Liberalization will enhance the ability to trade power to the point of need, but it’s the additional revenue generated by the renewables framework that supports this model so strongly. A distributed utility can generate value from power, heat and green certificates, with a pricing mechanism that goes hand-in-hand with an environmental benefit.

The distributed utility model could transform the electricity markets, increasing efficiency and lowering emissions, but it will require full adoption of the EU Renewables Directive, especially in relation to establishing priority network access for renewables. There is a caveat within the Directive – ‘transmission system operators shall give priority to generating installations using renewable energy sources insofar as the security of the national electricity system permits’. This means that it will be possible for Member States to refuse to implement this aspect of the Directive.

But with such clear benefits to be gained, both economically and environmentally, extension of the distributed utility model looks like the best means of meeting the needs of EU legislation regarding the liberalization of the electricity markets as well as the means of fighting climate change.

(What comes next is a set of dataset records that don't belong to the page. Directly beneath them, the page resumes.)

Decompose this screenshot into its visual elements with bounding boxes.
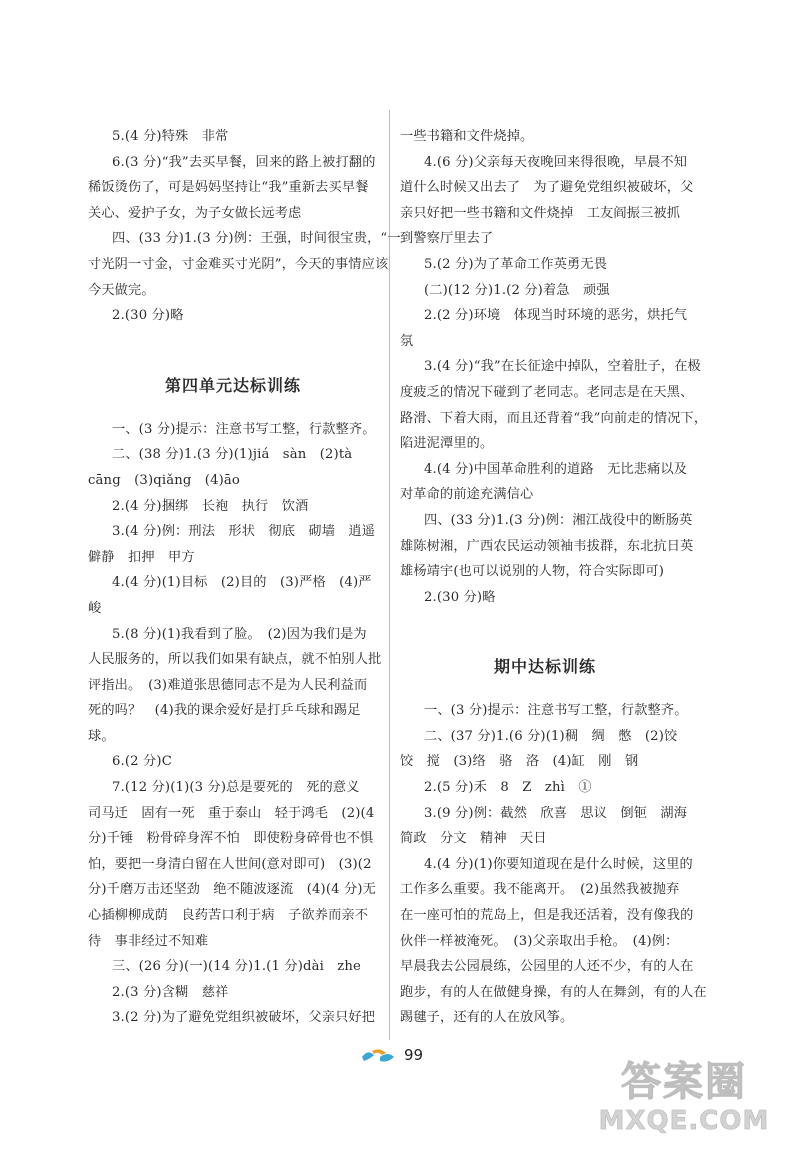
answer-line: 4.(4 分)(1)你要知道现在是什么时候，这里的 (424, 856, 693, 872)
answer-line: cāng (3)qiǎng (4)āo (88, 472, 241, 488)
book-logo-icon (360, 1045, 396, 1065)
answer-line: 2.(4 分)捆绑 长袍 执行 饮酒 (112, 498, 309, 514)
answer-line: 人民服务的，所以我们如果有缺点，就不怕别人批 (88, 652, 382, 668)
answer-line: 7.(12 分)(1)(3 分)总是要死的 死的意义 (112, 780, 360, 796)
section-heading-unit4: 第四单元达标训练 (164, 375, 301, 395)
page-footer (360, 1040, 423, 1070)
answer-line: 5.(2 分)为了革命工作英勇无畏 (424, 256, 608, 272)
answer-line: 三、(26 分)(一)(14 分)1.(1 分)dài zhe (112, 959, 361, 975)
answer-line: 简政 分文 精神 天日 (400, 831, 547, 847)
answer-line: 路滑、下着大雨，而且还背着“我”向前走的情况下， (400, 410, 708, 426)
answer-line: 二、(37 分)1.(6 分)(1)稠 绸 憋 (2)饺 (424, 728, 678, 744)
answer-line: 6.(3 分)“我”去买早餐，回来的路上被打翻的 (112, 154, 376, 170)
answer-line: 度疲乏的情况下碰到了老同志。老同志是在天黑、 (400, 384, 694, 400)
answer-line: 3.(2 分)为了避免党组织被破坏，父亲只好把 (112, 1010, 376, 1026)
answer-line: 4.(4 分)(1)目标 (2)目的 (3)严格 (4)严 (112, 575, 372, 591)
answer-line: 评指出。 (3)难道张思德同志不是为人民利益而 (88, 677, 368, 693)
answer-line: 一些书籍和文件烧掉。 (400, 129, 534, 144)
answer-line: 二、(38 分)1.(3 分)(1)jiá sàn (2)tà (112, 447, 353, 463)
left-column (88, 124, 401, 1031)
answer-line: 6.(2 分)C (112, 754, 172, 770)
answer-line: 踢毽子，还有的人在放风筝。 (400, 1010, 574, 1026)
answer-line: 四、(33 分)1.(3 分)例：湘江战役中的断肠英 (424, 512, 693, 528)
answer-line: 道什么时候又出去了 为了避免党组织被破坏，父 (400, 180, 694, 196)
answer-line: 5.(8 分)(1)我看到了脸。 (2)因为我们是为 (112, 626, 367, 642)
answer-line: 2.(2 分)环境 体现当时环境的恶劣，烘托气 (424, 308, 688, 324)
answer-line: 2.(3 分)含糊 慈祥 (112, 984, 229, 1000)
answer-line: 伙伴一样被淹死。 (3)父亲取出手枪。 (4)例： (400, 933, 679, 949)
answer-line: 死的吗？ (4)我的课余爱好是打乒乓球和踢足 (88, 703, 361, 719)
answer-line: 雄杨靖宇(也可以说别的人物，符合实际即可) (400, 564, 665, 580)
answer-line: 亲只好把一些书籍和文件烧掉 工友阎振三被抓 (400, 205, 681, 221)
answers-block-unit4-continued (400, 124, 708, 610)
answer-line: 3.(4 分)“我”在长征途中掉队，空着肚子，在极 (424, 359, 701, 375)
answer-line: 3.(4 分)例：刑法 形状 彻底 砌墙 逍遥 (112, 524, 376, 540)
answer-line: 2.(30 分)略 (112, 308, 184, 324)
answer-line: 陷进泥潭里的。 (400, 436, 494, 452)
answer-line: 4.(4 分)中国革命胜利的道路 无比悲痛以及 (424, 461, 688, 477)
page-number: 99 (404, 1046, 424, 1064)
answer-line: 在一座可怕的荒岛上，但是我还活着，没有像我的 (400, 908, 694, 924)
answer-line: 饺 搅 (3)络 骆 洛 (4)缸 刚 钢 (400, 754, 639, 770)
answer-line: 寸光阴一寸金，寸金难买寸光阴”，今天的事情应该 (88, 256, 389, 272)
answer-line: 一、(3 分)提示：注意书写工整，行款整齐。 (424, 703, 688, 719)
answer-line: 一、(3 分)提示：注意书写工整，行款整齐。 (112, 421, 376, 437)
answer-line: 分)千锤 粉骨碎身浑不怕 即使粉身碎骨也不惧 (88, 831, 374, 847)
answer-line: 工作多么重要。我不能离开。 (2)虽然我被抛弃 (400, 882, 680, 898)
answers-block-unit4 (88, 417, 382, 1031)
section-heading-midterm: 期中达标训练 (493, 657, 596, 677)
answer-line: 到警察厅里去了 (400, 231, 494, 247)
answer-line: 氛 (400, 333, 414, 349)
watermark-title: 答案圈 (621, 1059, 747, 1105)
answers-block-unit3-end (88, 124, 401, 329)
answer-line: 对革命的前途充满信心 (400, 487, 534, 503)
answer-line: 关心、爱护子女，为子女做长远考虑 (88, 205, 302, 221)
answer-line: 跑步，有的人在做健身操，有的人在舞剑，有的人在 (400, 984, 707, 1000)
answer-line: 4.(6 分)父亲每天夜晚回来得很晚，早晨不知 (424, 154, 688, 170)
answer-line: 今天做完。 (88, 282, 155, 298)
answer-line: 5.(4 分)特殊 非常 (112, 129, 229, 144)
answer-line: 司马迁 固有一死 重于泰山 轻于鸿毛 (2)(4 (88, 805, 375, 821)
answer-line: 僻静 扣押 甲方 (88, 549, 195, 565)
answer-line: 心插柳柳成荫 良药苦口利于病 子欲养而亲不 (88, 908, 369, 924)
right-column (400, 124, 708, 1031)
answer-line: 早晨我去公园晨练，公园里的人还不少，有的人在 (400, 959, 694, 975)
answer-line: 峻 (88, 600, 102, 616)
answer-line: 球。 (88, 728, 115, 744)
watermark-url: MXQE.COM (598, 1106, 770, 1136)
answer-line: 待 事非经过不知难 (88, 933, 209, 949)
answer-line: 怕，要把一身清白留在人世间(意对即可) (3)(2 (88, 856, 372, 872)
answer-line: 2.(30 分)略 (424, 589, 496, 605)
answer-line: 稀饭烫伤了，可是妈妈坚持让“我”重新去买早餐 (88, 180, 369, 196)
answers-block-midterm (400, 698, 707, 1031)
answer-line: 四、(33 分)1.(3 分)例：王强，时间很宝贵，“一 (112, 231, 401, 247)
answer-line: 雄陈树湘，广西农民运动领袖韦拔群，东北抗日英 (400, 538, 694, 554)
answer-line: 3.(9 分)例：截然 欣喜 思议 倒钷 湖海 (424, 805, 688, 821)
answer-line: 分)千磨万击还坚劲 绝不随波逐流 (4)(4 分)无 (88, 882, 376, 898)
site-watermark (584, 1058, 784, 1144)
answer-line: (二)(12 分)1.(2 分)着急 顽强 (424, 282, 610, 298)
answer-line: 2.(5 分)禾 8 Z zhì ① (424, 780, 592, 796)
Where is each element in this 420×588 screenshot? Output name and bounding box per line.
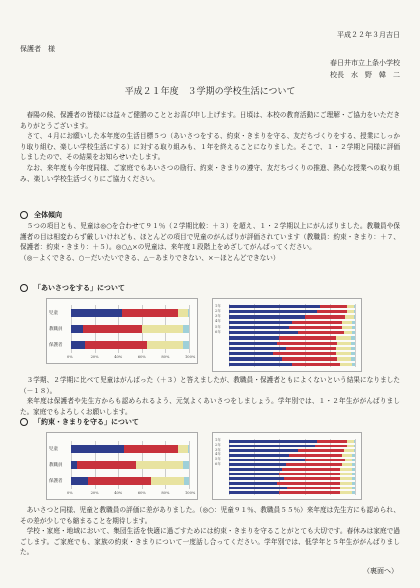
bar-segment [77, 461, 136, 470]
bar-segment [282, 468, 340, 471]
category-label: 保護者 [49, 479, 63, 484]
bar-segment [292, 321, 342, 324]
section3-body: あいさつと同様、児童と教職員の評価に差がありました。（◎○：児童９１％、教職員５５％）来年度は先生方にも認められ、その差が少しでも縮まることを期待します。 [20, 506, 400, 525]
bar-segment [352, 468, 355, 471]
category-label: 教職員 [49, 327, 63, 332]
bar-segment [336, 352, 351, 355]
bar-segment [71, 341, 85, 350]
x-tick-label: 20% [90, 355, 99, 359]
bar-segment [71, 445, 124, 454]
bar-segment [183, 461, 189, 470]
intro-paragraph-2: さて、４月にお願いした本年度の生活目標５つ（あいさつをする、約束・きまりを守る、友だちづくりをする、授業にしっかり取り組む、楽しい学校生活にする）に対する取り組みも、１年を終えることになりました。そこで、１・２学期と同様に評価しましたので、その結果をお知らせいたします。 [20, 132, 400, 162]
section2-heading [20, 283, 125, 293]
bar-segment [142, 325, 183, 334]
section1-heading [20, 210, 62, 220]
bar-segment [229, 459, 305, 462]
x-tick-label: 40% [114, 355, 123, 359]
circle-bullet-icon [20, 211, 28, 219]
bar-row [229, 310, 355, 313]
category-label: 4年 [215, 319, 221, 324]
bar-segment [188, 309, 189, 318]
section3-heading [20, 417, 139, 427]
category-label: 5年 [215, 324, 221, 329]
bar-segment [136, 461, 183, 470]
bar-row [229, 477, 355, 480]
bar-segment [229, 445, 315, 448]
gridline [189, 305, 190, 353]
circle-bullet-icon [20, 284, 28, 292]
category-label: 3年 [215, 314, 221, 319]
bar-segment [184, 477, 189, 486]
bar-segment [279, 473, 339, 476]
x-tick-label: 20% [90, 491, 99, 495]
bar-segment [352, 482, 355, 485]
bar-segment [183, 325, 189, 334]
bar-row [229, 347, 355, 350]
bar-segment [340, 363, 353, 366]
bar-segment [229, 473, 279, 476]
bar-segment [229, 336, 279, 339]
bar-segment [178, 309, 187, 318]
bar-segment [340, 477, 353, 480]
bar-segment [122, 309, 179, 318]
section2-body-2: 来年度は保護者や先生方からも認められるよう、元気よくあいさつをしましょう。学年別では、１・２年生ががんばりました。家庭でもよろしくお願いします。 [20, 397, 400, 416]
bar-segment [277, 482, 340, 485]
section1-block [20, 221, 400, 263]
bar-row [229, 305, 355, 308]
bar-segment [273, 352, 336, 355]
page-title: 平成２１年度 ３学期の学校生活について [124, 87, 296, 97]
bar-segment [229, 357, 282, 360]
bar-segment [340, 487, 353, 490]
bar-segment [340, 468, 353, 471]
bar-segment [279, 491, 339, 494]
bar-segment [342, 463, 352, 466]
date: 平成２２年３月吉日 [337, 31, 400, 39]
principal-name: 校長 水 野 韓 二 [330, 71, 400, 79]
bar-segment [337, 342, 351, 345]
bar-segment [354, 315, 355, 318]
bar-segment [147, 341, 184, 350]
bar-segment [124, 445, 178, 454]
bar-segment [286, 347, 336, 350]
bar-segment [354, 445, 355, 448]
x-tick-label: 60% [137, 491, 146, 495]
bar-segment [351, 357, 355, 360]
bar-segment [352, 321, 355, 324]
bar-segment [284, 477, 339, 480]
bar-segment [229, 310, 317, 313]
bar-segment [337, 357, 351, 360]
bar-segment [344, 449, 354, 452]
bar-segment [289, 454, 342, 457]
bar-row [229, 468, 355, 471]
intro-paragraph-3: なお、来年度も今年度同様、ご家庭でもあいさつの励行、約束・きまりの遵守、友だちづくりの推進、熱心な授業への取り組み、楽しい学校生活づくりにご協力ください。 [20, 163, 400, 183]
circle-bullet-icon [20, 418, 28, 426]
bar-segment [352, 491, 355, 494]
yakusoku-overall-chart [46, 432, 198, 500]
bar-row [71, 309, 189, 318]
bar-row [229, 357, 355, 360]
bar-segment [351, 336, 355, 339]
bar-segment [83, 325, 142, 334]
bar-segment [352, 326, 355, 329]
category-label: 教職員 [49, 463, 63, 468]
bar-segment [229, 463, 286, 466]
bar-segment [229, 347, 286, 350]
bar-segment [298, 449, 343, 452]
bar-segment [229, 321, 292, 324]
bar-segment [287, 487, 340, 490]
bar-row [229, 331, 355, 334]
bar-segment [292, 363, 340, 366]
school-name: 春日井市立上条小学校 [330, 59, 400, 67]
bar-segment [317, 310, 347, 313]
category-label: 5年 [215, 457, 221, 461]
bar-segment [354, 305, 355, 308]
bar-segment [342, 454, 352, 457]
bar-segment [178, 445, 187, 454]
bar-row [229, 440, 355, 443]
category-label: 4年 [215, 452, 221, 457]
x-tick-label: 0% [67, 491, 73, 495]
bar-segment [345, 315, 354, 318]
section2-block [20, 375, 400, 417]
bar-segment [340, 473, 353, 476]
aisatsu-overall-chart [46, 298, 198, 364]
bar-segment [71, 309, 122, 318]
bar-row [71, 461, 189, 470]
bar-row [229, 352, 355, 355]
bar-row [229, 449, 355, 452]
bar-segment [88, 477, 152, 486]
section3-body-2: 学校・家庭・地域において、集団生活を快適に過ごすためには約束・きまりを守ることがとても大切です。春休みは家庭で過ごします。ご家庭でも、家族の約束・きまりについて一度話し合ってください。学年別では、低学年と５年生ががんばりました。 [20, 527, 400, 557]
bar-segment [279, 336, 336, 339]
bar-row [71, 445, 189, 454]
bar-segment [286, 463, 343, 466]
x-tick-label: 80% [161, 491, 170, 495]
bar-row [229, 482, 355, 485]
bar-segment [277, 342, 337, 345]
bar-segment [342, 321, 352, 324]
bar-segment [229, 352, 273, 355]
section1-heading-text: 全体傾向 [34, 210, 62, 219]
continued-note: （裏面へ） [363, 567, 398, 575]
section2-body: ３学期、２学期に比べて児童はがんばった（＋３）と答えましたが、教職員・保護者ともによくないという結果になりました（－１８）。 [20, 376, 400, 395]
x-tick-label: 80% [161, 355, 170, 359]
bar-segment [282, 357, 337, 360]
bar-segment [315, 445, 348, 448]
bar-row [229, 445, 355, 448]
bar-row [229, 473, 355, 476]
category-label: 児童 [49, 311, 58, 316]
bar-segment [188, 445, 189, 454]
bar-row [229, 459, 355, 462]
bar-segment [298, 331, 343, 334]
bar-segment [183, 341, 189, 350]
category-label: 6年 [215, 329, 221, 334]
section2-heading-text: 「あいさつをする」について [34, 283, 125, 292]
category-label: 児童 [49, 447, 58, 452]
intro-block [20, 110, 400, 184]
bar-segment [229, 440, 317, 443]
bar-segment [85, 341, 146, 350]
bar-segment [229, 331, 298, 334]
x-tick-label: 40% [114, 491, 123, 495]
bar-row [229, 326, 355, 329]
bar-segment [352, 454, 355, 457]
bar-segment [352, 363, 355, 366]
bar-segment [229, 454, 289, 457]
x-tick-label: 0% [67, 355, 73, 359]
bar-row [229, 321, 355, 324]
category-label: 1年 [215, 303, 221, 308]
bar-row [229, 454, 355, 457]
category-label: 2年 [215, 308, 221, 313]
bar-segment [336, 336, 351, 339]
bar-segment [354, 310, 355, 313]
bar-segment [354, 440, 355, 443]
category-label: 6年 [215, 461, 221, 466]
bar-segment [336, 347, 351, 350]
category-label: 保護者 [49, 343, 63, 348]
bar-segment [340, 482, 353, 485]
intro-paragraph-1: 春陽の候、保護者の皆様には益々ご健勝のこととお喜び申し上げます。日頃は、本校の教育活動にご理解・ご協力をいただきありがとうございます。 [20, 111, 400, 130]
bar-segment [340, 491, 353, 494]
bar-segment [351, 342, 355, 345]
bar-segment [229, 449, 298, 452]
bar-row [71, 341, 189, 350]
bar-segment [352, 463, 355, 466]
bar-segment [229, 305, 320, 308]
bar-row [229, 336, 355, 339]
bar-row [71, 325, 189, 334]
gridline [355, 439, 356, 495]
bar-row [229, 342, 355, 345]
x-tick-label: 100% [185, 491, 196, 495]
category-label: 2年 [215, 443, 221, 447]
bar-segment [352, 487, 355, 490]
bar-segment [317, 440, 347, 443]
bar-segment [151, 477, 184, 486]
bar-segment [229, 477, 284, 480]
bar-segment [229, 468, 282, 471]
bar-segment [305, 459, 345, 462]
x-tick-label: 60% [137, 355, 146, 359]
bar-row [229, 463, 355, 466]
bar-segment [351, 352, 355, 355]
bar-segment [229, 326, 289, 329]
bar-segment [229, 363, 292, 366]
bar-segment [229, 315, 305, 318]
gridline [189, 441, 190, 489]
bar-segment [352, 477, 355, 480]
bar-segment [320, 305, 348, 308]
section3-heading-text: 「約束・きまりを守る」について [34, 417, 139, 426]
bar-segment [344, 331, 353, 334]
x-tick-label: 100% [185, 355, 196, 359]
bar-segment [352, 331, 355, 334]
bar-segment [352, 473, 355, 476]
bar-row [229, 491, 355, 494]
section3-block [20, 505, 400, 558]
bar-segment [229, 342, 277, 345]
category-label: 1年 [215, 438, 221, 443]
bar-segment [342, 326, 352, 329]
bar-segment [345, 459, 353, 462]
section1-body: ５つの項目とも、児童は◎○を合わせて９１％（２学期比較：＋３）を超え、１・２学期以上にがんばりました。教職員や保護者の目は相変わらず厳しいけれども、ほとんどの項目で児童のがんばりが評価されています（教職員：約束・きまり：＋７、保護者：約束・きまり：＋５）。◎○△×の児童は、来年度１段階上をめざしてがんばってください。 [20, 222, 400, 252]
bar-segment [71, 477, 88, 486]
bar-row [229, 315, 355, 318]
bar-segment [289, 326, 342, 329]
bar-segment [229, 491, 279, 494]
section1-legend: （◎－よくできる、○－だいたいできる、△－あまりできない、×－ほとんどできない） [20, 253, 280, 262]
yakusoku-grade-chart [212, 432, 362, 500]
bar-row [229, 487, 355, 490]
bar-segment [305, 315, 345, 318]
bar-segment [351, 347, 355, 350]
gridline [355, 304, 356, 367]
bar-segment [229, 487, 287, 490]
category-label: 3年 [215, 447, 221, 452]
aisatsu-grade-chart [212, 298, 362, 372]
recipient: 保護者 様 [20, 45, 55, 53]
bar-segment [229, 482, 277, 485]
bar-segment [71, 325, 83, 334]
bar-segment [354, 449, 355, 452]
bar-row [229, 363, 355, 366]
bar-segment [352, 459, 355, 462]
bar-row [71, 477, 189, 486]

Kurt Alen is the Chief Executive, Thenergo, Antwerp, Belgium.

CHP for tomato grower

Thenergo’s e-plant project at Groeikracht Boechout is a 5.5 hectare site dedicated to the cultivation of greenhouse-grown tomatoes. The installed system produces electricity that can be used for lighting, heating and CO2 enrichment. Any surplus electricity can be sold to the local grid. The electricity is produced by a natural gas motor, and gross installed power is 5.3 MWe for gross electricity production of 18.3 GWh/year. The plant also qualifies for grey cogeneration certificates that can be resold to other energy producers. Since natural gas is not a renewable energy, the operation of the plant does not qualify for green certificates.